Alexis Petridis of The Guardian praised Healy's "witty self-awareness and deprecation" elaborating that he "has an eye for a prosaic detail that undercuts the air of bustling self-importance". The album reached number one in both the UK and US, earned Grammy Award and Brit Award nominations, in addition to being shortlisted for the Mercury Prize.
Healy directed the music video of Pale Waves single "Television Romance", which he also co-produced.
2018–2021: Critical acclaim
A Brief Inquiry into Online Relationships, the band's Mercury Prize-nominated third studio album, was followed by Notes on a Conditional Form in 2020; both of which topped the UK Albums Chart.In 2019, Healy received a Grammy Award nomination for Best Rock Song for "Give Yourself A Try" from their third studio album, A Brief Inquiry into Online Relationships. The album also won a Brit Award for British Album of the Year. In 2020, the band won Band of the Decade, Best British Band, and the Innovator Award at the NME Awards.

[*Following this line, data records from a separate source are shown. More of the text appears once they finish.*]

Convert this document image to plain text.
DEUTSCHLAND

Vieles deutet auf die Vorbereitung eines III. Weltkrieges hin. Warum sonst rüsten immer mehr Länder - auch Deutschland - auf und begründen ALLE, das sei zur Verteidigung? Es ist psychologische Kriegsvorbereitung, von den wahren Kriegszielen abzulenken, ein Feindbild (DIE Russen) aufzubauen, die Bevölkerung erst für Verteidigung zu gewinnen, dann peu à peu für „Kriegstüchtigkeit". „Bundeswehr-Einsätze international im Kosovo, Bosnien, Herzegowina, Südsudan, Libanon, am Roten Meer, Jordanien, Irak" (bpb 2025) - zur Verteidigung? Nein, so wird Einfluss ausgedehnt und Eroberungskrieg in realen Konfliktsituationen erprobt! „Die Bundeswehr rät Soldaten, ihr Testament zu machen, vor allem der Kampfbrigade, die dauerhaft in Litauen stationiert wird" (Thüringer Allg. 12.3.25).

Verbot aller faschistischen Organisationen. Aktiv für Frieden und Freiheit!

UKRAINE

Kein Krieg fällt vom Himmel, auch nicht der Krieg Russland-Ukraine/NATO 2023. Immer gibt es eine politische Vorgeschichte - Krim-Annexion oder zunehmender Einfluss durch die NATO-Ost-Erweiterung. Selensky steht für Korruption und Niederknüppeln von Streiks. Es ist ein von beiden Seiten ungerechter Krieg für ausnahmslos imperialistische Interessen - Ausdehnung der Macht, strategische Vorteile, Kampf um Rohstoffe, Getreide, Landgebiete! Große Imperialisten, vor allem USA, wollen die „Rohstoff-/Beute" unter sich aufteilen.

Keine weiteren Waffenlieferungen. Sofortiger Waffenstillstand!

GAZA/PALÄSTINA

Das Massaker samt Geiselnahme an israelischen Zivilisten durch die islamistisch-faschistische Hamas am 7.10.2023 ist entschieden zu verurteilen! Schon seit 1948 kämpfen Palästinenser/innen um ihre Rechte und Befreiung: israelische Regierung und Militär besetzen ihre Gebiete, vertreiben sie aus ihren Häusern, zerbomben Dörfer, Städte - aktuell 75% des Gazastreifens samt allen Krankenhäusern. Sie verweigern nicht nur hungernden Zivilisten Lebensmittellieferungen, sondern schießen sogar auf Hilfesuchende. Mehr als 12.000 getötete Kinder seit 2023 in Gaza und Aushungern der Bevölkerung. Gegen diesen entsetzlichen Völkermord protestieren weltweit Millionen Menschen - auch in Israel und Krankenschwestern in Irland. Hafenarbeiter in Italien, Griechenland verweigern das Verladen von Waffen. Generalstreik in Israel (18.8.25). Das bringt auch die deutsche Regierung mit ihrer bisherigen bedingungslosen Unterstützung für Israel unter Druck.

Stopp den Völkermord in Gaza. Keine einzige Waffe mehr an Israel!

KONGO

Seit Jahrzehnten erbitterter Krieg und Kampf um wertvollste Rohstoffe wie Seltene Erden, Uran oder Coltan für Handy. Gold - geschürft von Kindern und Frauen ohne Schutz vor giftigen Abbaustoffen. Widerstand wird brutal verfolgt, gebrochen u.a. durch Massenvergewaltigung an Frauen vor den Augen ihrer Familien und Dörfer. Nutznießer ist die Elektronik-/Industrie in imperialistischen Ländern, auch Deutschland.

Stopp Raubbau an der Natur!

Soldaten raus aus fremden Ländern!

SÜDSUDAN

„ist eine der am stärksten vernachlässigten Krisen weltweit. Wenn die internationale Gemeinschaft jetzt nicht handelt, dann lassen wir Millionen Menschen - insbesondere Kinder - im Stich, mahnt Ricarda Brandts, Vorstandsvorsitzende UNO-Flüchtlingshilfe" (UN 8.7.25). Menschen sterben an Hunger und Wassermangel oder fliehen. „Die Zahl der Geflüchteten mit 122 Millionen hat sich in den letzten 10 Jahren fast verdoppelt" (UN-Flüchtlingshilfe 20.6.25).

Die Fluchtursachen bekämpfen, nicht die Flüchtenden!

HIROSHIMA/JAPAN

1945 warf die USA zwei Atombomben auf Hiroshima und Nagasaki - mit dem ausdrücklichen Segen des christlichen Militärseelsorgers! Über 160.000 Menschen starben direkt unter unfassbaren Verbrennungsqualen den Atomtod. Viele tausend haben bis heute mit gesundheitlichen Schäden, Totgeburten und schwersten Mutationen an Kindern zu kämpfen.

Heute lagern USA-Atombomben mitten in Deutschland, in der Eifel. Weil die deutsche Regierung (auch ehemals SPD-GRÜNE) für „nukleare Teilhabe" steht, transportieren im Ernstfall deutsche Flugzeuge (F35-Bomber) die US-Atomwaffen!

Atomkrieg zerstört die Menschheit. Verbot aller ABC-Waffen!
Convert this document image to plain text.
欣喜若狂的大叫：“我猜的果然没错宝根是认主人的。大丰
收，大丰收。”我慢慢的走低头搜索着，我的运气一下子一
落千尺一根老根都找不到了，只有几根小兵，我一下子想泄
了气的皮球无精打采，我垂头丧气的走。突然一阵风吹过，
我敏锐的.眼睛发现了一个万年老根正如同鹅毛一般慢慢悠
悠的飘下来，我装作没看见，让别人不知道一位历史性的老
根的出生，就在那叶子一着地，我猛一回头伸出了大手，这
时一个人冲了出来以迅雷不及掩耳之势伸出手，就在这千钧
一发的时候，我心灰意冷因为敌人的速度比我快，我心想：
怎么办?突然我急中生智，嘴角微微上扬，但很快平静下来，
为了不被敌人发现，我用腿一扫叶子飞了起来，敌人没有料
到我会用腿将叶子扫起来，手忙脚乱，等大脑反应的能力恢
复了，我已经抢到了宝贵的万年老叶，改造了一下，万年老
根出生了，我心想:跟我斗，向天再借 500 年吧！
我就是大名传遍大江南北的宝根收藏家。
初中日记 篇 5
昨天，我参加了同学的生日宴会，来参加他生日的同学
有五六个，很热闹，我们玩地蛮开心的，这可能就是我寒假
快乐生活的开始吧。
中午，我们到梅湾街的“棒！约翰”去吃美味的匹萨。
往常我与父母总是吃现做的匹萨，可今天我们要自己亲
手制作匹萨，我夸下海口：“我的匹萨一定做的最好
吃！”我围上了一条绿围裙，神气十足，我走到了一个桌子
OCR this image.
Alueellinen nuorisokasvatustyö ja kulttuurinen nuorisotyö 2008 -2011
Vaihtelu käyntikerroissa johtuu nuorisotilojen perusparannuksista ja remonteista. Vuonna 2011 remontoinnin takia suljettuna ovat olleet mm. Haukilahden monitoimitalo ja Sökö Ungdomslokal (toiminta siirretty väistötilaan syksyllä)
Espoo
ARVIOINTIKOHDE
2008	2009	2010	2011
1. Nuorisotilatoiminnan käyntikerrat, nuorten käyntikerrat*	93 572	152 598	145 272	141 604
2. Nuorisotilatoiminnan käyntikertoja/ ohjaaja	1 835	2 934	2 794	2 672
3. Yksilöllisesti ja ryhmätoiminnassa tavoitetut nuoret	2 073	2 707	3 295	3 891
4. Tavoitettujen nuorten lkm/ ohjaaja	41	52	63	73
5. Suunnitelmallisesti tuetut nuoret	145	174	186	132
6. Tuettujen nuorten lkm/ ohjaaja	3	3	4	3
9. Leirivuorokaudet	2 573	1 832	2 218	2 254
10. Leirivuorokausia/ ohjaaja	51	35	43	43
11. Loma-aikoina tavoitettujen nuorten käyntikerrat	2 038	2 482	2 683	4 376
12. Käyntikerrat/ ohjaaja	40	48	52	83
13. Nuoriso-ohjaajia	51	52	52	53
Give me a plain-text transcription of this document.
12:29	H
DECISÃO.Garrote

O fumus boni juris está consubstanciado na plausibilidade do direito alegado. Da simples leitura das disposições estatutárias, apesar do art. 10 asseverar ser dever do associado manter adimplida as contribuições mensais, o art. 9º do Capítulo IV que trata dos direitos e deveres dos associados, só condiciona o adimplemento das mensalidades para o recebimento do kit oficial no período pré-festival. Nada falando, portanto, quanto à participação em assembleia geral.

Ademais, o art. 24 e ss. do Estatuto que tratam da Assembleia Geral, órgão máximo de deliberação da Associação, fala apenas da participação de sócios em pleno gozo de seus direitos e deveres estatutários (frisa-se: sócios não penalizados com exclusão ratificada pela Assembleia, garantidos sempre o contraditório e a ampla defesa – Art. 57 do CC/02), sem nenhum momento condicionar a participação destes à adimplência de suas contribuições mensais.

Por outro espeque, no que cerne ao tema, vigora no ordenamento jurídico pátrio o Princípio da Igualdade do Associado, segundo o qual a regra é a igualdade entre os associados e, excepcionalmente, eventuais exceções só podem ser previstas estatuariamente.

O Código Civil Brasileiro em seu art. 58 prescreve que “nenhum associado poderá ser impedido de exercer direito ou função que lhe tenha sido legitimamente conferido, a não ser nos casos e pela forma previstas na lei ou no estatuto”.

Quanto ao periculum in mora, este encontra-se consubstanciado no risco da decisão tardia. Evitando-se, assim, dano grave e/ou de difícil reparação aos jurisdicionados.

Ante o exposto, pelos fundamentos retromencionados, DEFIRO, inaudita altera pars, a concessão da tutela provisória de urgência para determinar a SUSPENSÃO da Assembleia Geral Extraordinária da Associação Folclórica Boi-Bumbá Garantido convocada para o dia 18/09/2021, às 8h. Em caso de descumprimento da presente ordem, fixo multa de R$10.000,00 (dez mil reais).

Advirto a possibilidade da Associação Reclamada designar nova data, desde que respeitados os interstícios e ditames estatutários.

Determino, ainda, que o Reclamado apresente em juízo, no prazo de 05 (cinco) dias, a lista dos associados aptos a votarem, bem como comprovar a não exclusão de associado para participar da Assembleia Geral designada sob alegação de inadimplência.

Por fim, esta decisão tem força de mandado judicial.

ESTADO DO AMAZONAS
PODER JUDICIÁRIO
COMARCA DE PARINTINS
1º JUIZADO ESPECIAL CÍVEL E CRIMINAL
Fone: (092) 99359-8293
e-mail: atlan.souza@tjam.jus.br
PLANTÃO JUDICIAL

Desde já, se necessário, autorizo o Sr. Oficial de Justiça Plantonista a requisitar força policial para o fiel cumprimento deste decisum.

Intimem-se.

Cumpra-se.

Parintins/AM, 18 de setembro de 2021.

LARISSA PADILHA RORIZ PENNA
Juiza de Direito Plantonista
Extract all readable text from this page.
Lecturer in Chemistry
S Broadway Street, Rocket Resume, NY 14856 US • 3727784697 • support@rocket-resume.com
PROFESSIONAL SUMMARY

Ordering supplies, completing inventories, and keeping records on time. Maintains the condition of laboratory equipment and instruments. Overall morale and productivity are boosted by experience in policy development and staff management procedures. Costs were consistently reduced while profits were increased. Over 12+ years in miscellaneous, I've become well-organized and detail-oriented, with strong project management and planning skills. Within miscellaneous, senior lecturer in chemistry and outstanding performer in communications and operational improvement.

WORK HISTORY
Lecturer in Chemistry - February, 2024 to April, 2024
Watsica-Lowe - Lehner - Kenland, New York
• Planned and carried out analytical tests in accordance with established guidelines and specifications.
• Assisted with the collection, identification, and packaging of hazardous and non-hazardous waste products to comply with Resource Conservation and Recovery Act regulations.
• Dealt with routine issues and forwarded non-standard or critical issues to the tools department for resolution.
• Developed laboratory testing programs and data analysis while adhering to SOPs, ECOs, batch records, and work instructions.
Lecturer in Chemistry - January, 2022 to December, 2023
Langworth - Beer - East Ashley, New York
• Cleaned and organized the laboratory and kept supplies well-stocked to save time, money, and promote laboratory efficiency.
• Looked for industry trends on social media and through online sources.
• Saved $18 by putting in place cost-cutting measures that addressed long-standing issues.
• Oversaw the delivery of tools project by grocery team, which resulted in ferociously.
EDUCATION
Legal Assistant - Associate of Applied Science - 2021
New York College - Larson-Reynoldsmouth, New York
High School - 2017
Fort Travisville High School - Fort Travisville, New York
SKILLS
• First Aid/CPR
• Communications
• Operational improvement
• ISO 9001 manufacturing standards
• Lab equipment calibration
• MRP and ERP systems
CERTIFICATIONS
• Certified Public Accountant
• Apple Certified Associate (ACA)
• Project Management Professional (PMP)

Healy's most critically acclaimed songwriting is the song "Love It If We Made It". The song's lyrics are inspired by tabloid headlines of articles covering social and political events of that period, such as police brutality, Black Lives Matter, the death of Alan Kurdi and the refugee crisis in Europe, Colin Kaepernick's anthem protest against racial injustice in the US, verbatim quotes from Donald Trump, as well as direct quotes of Trump's tweets and a quote from Trump's presidential campaign t-shirt. The song also refers to post-truth politics, attention economy, prison system in the US, information overload, and the death of rapper Lil Peep. Healy has described it as "a montage for the times, but it's not going to change the times. It doesn't provide a solution." The song's lyrics earned Healy the Best Contemporary Song award at the 2019 Ivor Novello Awards, where he was also awarded Songwriter of the Year.
Healy and George Daniel of the 1975 co-produced No Rome's EP RIP Indo Hisashi, which was released in August 2018. In 2021, he and Daniel produced Beabadoobee's solo EP Our Extended Play, which was released in March 2021. In October 2021, Healy guest-opened for friend Phoebe Bridgers at the Greek Theatre in Los Angeles on her Reunion Tour where they performed the first live duet of the 1975 "Jesus Christ 2005 God Bless America".